Весь вечер Маруся, хоть и мыла посуду, и утварь, и печь, и сама умывалась, — всё делала так тихонько, что её и не слышно было: боялась ведь, чтоб своим шелестом не пропустить ни слова, что отец с матерью скажут о Василе. А те только и делают, что хвалят его. Настя всё рассказывала, какой он приветливый, какой красивый; а Наум нахваливал, какой он умный, словно грамотный.

— Я, — говорит, — знаю весь его род: честные, дядьки зажиточные. Хоть он и сирота — а и сын попа не будет таким бравым казаком, нечего сказать.

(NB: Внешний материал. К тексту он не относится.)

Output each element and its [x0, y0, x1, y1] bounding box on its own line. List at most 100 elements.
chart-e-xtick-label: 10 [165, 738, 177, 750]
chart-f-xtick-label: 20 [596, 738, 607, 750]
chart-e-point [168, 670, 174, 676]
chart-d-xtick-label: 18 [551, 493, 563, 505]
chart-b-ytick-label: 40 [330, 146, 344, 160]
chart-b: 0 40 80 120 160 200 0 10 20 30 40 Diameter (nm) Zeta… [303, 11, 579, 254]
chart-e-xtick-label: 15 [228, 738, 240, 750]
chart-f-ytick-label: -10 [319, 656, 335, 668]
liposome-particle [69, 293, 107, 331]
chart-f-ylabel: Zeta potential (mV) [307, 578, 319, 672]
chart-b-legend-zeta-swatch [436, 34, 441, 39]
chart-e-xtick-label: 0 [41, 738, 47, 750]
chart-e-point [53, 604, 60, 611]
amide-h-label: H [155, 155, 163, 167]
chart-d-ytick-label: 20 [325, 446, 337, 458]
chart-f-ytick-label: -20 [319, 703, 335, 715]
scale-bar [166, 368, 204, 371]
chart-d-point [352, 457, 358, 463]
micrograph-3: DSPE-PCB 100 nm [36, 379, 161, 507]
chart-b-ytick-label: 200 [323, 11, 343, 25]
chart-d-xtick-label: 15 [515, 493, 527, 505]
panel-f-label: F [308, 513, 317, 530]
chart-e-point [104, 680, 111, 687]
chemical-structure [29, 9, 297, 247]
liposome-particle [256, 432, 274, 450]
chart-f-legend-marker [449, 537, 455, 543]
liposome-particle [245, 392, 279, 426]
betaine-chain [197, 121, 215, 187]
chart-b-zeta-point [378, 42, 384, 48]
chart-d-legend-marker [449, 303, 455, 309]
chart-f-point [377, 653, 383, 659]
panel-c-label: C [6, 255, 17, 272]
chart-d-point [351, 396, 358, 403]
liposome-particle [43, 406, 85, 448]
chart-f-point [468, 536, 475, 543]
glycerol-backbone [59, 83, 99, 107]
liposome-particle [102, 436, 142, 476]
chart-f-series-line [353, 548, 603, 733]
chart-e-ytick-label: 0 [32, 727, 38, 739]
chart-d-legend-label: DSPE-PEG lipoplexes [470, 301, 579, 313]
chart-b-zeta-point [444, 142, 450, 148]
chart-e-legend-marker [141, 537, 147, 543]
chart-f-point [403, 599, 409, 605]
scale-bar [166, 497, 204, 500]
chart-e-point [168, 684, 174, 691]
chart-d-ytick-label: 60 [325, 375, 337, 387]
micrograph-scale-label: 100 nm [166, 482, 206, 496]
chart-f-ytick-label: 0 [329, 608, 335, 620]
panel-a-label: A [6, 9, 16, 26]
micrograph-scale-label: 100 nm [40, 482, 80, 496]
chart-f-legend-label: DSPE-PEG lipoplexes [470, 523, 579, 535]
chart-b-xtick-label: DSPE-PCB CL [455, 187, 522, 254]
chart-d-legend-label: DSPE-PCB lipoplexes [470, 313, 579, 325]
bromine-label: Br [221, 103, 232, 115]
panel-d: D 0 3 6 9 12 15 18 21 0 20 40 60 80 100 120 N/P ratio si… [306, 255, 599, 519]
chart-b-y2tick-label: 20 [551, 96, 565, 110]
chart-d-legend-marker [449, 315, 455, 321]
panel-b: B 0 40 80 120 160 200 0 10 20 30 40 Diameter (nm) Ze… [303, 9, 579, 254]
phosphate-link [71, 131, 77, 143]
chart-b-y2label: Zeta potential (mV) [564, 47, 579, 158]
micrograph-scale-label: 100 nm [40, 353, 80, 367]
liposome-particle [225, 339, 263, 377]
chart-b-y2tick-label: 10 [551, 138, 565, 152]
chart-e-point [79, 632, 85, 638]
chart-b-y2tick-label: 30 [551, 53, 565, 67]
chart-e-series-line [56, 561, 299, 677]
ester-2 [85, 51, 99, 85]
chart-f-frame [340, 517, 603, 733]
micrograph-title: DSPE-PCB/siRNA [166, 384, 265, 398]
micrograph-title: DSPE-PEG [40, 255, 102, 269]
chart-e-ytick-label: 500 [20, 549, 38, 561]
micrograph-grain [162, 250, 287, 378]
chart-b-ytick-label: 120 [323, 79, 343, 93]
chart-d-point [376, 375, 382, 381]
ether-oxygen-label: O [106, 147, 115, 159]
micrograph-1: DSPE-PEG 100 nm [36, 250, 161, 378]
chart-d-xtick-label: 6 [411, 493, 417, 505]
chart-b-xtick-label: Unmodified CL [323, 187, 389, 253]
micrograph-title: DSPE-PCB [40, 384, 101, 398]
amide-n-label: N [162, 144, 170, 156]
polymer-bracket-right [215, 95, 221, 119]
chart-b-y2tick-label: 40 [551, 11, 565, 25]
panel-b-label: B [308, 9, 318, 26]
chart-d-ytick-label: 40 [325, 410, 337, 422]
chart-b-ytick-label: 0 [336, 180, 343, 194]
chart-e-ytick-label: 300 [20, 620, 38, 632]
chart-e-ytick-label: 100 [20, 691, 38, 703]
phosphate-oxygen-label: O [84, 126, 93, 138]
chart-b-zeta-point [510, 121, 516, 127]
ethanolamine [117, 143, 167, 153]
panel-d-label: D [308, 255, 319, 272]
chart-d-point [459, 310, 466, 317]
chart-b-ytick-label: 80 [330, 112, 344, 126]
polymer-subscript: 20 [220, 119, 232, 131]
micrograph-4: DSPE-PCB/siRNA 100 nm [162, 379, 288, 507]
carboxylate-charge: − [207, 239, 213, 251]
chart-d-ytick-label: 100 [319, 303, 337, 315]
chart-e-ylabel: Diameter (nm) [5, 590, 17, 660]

Маруся не пропустила ни единого слова и ещё с вечера приготовила красную ленту, чтобы завтра повязать, и с радостью, с весельем легла спать — только вот сказать точно, спала ли она хоть час в ту ночь, — трудно.

Утром нарядилась как только можно: заплела волосы в мелкие косички, уложила венком, повязала лучшие ленты, а поверх всех — красную, и украсилась цветами. Там ли метнулась, сям — а и обед у неё уже готов: борщик с живой рыбкой (вечером сама бегала к соседу-рыбаку и выпросила), каша пшённая с маслом, солёная тарань с пшеничными галушками и вареники с маковой жмыхой. Всё успела, и с отцом ещё в церковь сходила.

Только вернулась из церкви — Маруся взглянула в окно, а Василь уже и идёт; сразу выбежала, будто защищать его от собаки, а больше — чтоб показал, что у неё на голове красная лента. Вот выбежала и сразу кричит: «Не бойся, не бойся!» — и рукой по лбу проводит, словно говорит: «Смотри, видишь — красная лента!»

Ну, как бы там ни было, пообедали хорошо и наговорились вдоволь. После обеда Наум прилёг возле Насти и заснул, а потом и Настя склонилась и тоже задремала. А молодые — знай себе, голубятся и милуются. Потом, как старики проснулись, сидели то в хате, то под амбаром в тенёчке — пока Василь вечером не пошёл домой.

С того дня Василь стал захаживать к старику Науму каждый божий день: то дело у кузнеца, то у бондаря, то просто по делу — и каждый раз заглядывает к Науму. Когда застигнет — с ним, а не застанет — с Настей побеседует. Так к нему уже привыкли, что если в какой день хоть немного запоздает, то уже скучают, и тот, и та говорят:

«Нет что-то нашего Василя! Не пришёл обедать».